In the Panalpina cases, most of the payments were made to customs or tax officials to reduce duties and taxes, to expedite customs clearances, or to evade import regulations. In the latter cases, the government made very little effort to link such payments to obtaining or retaining business. For example, in Pride International, the DOJ alleged a number of what it termed “bribery schemes,” including payments to a Mexican Customs Official “to avoid taxes and penalties for alleged violations of Mexican customs regulations relating to a vessel leased by Pride International.” Similarly, in GlobalSantaFe, the SEC alleged that through a number of “suspicious payments” the company “avoided costs and gained revenue.” Without more explanation, such barebones allegations create the impression that the government equates gaining revenue or reducing costs generally with “obtaining or retaining business.”
By reducing costs and increasing profits, a company does not necessarily "obtain or retain" business. While this may seem like a hyper-technical reading of the statute, Congress' intent was clearly to link the bribery payment to a business motive for additional (or preserving existing) business. There are bound to be circumstances in which such a cost reduction does nothing other than increase the profitability of an already-profitable venture or ensure profitability of some start-up venture. Indeed, if the government is correct that anytime operating costs are reduced the beneficiary of such advantage is assisted in getting or keeping business, the language that expresses the necessary element of assisting in obtaining or retaining business would be unnecessary, and thus surplusage.

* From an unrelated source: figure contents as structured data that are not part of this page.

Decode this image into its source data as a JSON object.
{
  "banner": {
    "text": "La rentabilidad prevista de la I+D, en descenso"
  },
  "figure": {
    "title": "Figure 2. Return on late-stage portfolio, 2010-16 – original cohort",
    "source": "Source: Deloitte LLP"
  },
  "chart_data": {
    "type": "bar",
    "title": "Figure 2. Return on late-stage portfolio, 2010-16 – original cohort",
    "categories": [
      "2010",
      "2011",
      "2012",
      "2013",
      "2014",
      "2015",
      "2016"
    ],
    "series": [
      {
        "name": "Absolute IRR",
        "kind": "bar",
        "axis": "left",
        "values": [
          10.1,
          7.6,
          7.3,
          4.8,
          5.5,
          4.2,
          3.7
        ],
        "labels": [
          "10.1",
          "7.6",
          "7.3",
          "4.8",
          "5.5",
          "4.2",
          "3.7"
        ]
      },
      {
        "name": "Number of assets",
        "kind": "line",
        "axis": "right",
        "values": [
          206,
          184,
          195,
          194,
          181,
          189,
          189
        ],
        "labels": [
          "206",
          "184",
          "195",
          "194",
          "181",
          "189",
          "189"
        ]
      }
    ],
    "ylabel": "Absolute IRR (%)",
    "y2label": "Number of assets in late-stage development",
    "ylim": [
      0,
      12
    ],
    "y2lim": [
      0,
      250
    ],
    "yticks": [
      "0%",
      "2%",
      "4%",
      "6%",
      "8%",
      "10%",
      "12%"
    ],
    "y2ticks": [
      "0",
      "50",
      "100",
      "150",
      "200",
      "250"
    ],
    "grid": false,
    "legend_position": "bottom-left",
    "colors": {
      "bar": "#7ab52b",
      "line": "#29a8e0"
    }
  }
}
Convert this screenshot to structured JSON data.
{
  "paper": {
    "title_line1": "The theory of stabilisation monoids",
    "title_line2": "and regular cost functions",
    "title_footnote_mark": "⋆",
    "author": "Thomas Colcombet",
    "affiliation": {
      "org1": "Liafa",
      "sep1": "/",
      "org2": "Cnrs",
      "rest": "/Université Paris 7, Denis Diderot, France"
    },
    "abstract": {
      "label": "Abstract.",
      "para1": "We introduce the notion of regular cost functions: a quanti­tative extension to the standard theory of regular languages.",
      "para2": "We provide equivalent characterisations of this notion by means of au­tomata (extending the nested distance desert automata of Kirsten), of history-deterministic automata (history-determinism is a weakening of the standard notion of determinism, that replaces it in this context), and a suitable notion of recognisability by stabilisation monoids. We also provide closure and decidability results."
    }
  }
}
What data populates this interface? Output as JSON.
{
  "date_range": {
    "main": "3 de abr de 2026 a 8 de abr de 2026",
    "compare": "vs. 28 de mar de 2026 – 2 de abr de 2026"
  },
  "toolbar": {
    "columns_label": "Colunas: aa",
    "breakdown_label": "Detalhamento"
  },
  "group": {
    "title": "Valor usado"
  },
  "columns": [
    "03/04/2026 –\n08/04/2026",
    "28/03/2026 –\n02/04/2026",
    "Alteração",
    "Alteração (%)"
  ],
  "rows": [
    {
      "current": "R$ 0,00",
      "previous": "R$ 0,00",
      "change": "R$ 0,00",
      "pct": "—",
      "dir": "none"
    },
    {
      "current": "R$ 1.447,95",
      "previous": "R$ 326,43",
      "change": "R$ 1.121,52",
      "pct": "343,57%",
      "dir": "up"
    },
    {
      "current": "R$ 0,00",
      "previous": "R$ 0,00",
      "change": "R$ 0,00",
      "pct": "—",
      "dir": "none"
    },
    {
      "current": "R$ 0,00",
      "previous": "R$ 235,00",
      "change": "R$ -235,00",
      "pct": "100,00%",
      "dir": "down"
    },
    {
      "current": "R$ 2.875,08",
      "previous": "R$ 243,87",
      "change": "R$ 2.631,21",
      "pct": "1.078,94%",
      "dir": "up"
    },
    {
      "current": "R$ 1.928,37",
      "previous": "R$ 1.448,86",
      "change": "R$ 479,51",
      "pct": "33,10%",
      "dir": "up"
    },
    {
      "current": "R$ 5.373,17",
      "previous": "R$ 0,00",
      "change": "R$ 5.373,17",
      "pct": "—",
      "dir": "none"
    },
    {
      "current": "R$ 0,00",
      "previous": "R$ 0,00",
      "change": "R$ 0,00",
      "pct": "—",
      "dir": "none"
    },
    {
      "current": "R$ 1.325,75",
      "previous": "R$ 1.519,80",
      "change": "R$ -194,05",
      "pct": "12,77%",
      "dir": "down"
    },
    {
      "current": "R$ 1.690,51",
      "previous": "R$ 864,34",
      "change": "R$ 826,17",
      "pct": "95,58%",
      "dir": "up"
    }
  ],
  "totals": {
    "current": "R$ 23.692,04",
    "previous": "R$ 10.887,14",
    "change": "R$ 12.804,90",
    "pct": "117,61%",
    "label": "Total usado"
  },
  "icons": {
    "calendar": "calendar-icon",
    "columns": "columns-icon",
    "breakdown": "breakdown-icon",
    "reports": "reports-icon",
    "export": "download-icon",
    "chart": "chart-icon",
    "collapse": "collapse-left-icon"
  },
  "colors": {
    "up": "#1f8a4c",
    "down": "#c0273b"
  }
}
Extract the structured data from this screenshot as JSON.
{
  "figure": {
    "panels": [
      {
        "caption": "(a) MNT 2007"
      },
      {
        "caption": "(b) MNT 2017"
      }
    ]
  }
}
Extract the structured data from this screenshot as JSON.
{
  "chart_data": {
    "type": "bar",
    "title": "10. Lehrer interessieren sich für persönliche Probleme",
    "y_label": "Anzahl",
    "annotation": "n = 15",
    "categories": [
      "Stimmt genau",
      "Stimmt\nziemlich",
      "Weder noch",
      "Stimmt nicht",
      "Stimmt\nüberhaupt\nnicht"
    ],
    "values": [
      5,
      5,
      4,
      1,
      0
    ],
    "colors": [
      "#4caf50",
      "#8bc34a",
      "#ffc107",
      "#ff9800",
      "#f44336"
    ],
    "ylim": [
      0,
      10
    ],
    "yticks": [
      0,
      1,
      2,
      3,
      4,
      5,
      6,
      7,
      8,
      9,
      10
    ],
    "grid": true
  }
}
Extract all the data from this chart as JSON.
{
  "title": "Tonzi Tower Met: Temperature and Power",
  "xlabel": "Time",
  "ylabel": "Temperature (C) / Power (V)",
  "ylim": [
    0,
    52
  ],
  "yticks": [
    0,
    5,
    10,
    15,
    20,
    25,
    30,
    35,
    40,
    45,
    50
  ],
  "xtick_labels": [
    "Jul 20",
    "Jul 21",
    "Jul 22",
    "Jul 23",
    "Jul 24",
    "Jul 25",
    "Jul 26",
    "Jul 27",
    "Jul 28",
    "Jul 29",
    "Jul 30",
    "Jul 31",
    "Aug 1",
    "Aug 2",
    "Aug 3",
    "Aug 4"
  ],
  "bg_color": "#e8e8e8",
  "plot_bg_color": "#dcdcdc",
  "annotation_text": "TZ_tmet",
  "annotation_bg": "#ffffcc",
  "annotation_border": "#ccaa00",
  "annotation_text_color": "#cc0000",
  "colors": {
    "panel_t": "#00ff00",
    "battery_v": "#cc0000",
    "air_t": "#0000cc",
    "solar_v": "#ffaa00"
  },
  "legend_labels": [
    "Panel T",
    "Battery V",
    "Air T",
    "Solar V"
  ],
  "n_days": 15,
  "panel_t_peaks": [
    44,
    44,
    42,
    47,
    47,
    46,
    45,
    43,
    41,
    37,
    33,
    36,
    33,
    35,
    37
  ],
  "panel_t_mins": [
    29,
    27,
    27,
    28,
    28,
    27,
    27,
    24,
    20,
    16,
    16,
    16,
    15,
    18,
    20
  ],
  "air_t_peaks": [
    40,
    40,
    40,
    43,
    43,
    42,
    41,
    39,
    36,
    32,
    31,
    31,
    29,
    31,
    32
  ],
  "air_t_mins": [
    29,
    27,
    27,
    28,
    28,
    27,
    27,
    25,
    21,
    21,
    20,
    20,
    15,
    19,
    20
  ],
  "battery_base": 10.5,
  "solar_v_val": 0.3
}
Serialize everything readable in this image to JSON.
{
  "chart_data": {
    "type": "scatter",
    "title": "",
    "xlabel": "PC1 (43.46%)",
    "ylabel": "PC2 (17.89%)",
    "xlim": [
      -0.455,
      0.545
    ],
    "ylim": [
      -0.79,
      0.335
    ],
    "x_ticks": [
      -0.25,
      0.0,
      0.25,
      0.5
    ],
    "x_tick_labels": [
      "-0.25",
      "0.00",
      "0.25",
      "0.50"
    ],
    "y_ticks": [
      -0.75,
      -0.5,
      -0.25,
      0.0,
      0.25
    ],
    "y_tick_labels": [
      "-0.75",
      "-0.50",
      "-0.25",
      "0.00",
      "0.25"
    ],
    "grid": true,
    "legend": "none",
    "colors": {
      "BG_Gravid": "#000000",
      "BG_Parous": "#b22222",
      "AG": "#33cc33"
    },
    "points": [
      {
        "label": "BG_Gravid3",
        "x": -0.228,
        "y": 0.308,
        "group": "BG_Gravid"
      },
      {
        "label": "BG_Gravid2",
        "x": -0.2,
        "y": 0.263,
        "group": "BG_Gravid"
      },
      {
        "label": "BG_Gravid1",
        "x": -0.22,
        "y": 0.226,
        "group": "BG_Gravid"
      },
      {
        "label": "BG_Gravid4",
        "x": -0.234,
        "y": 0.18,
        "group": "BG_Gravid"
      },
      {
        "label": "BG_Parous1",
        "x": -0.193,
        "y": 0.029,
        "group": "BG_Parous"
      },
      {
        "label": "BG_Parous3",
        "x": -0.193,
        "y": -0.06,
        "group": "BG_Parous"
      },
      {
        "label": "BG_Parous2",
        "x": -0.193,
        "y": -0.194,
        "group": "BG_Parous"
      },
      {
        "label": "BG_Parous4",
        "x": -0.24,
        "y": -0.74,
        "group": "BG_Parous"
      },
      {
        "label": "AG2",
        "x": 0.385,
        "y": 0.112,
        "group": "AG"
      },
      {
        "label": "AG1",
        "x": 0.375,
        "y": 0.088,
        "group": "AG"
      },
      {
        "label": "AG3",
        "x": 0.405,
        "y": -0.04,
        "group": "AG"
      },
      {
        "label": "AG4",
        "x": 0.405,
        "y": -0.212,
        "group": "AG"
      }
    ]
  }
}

Some of the Panalpina payments fall within the Kay rule, e.g., some payments appear to have allowed the importers to bring in equipment and rigs without which they could not perform new or existing contracts. It is even possible that, similar to the facts in Kay, the importers could not have competed for existing or new business had they paid the full duties or taxes or complied with other local requirements. Unfortunately, the government’s pleadings in the Panalpina cases do more to blur than clarify the limits of the law.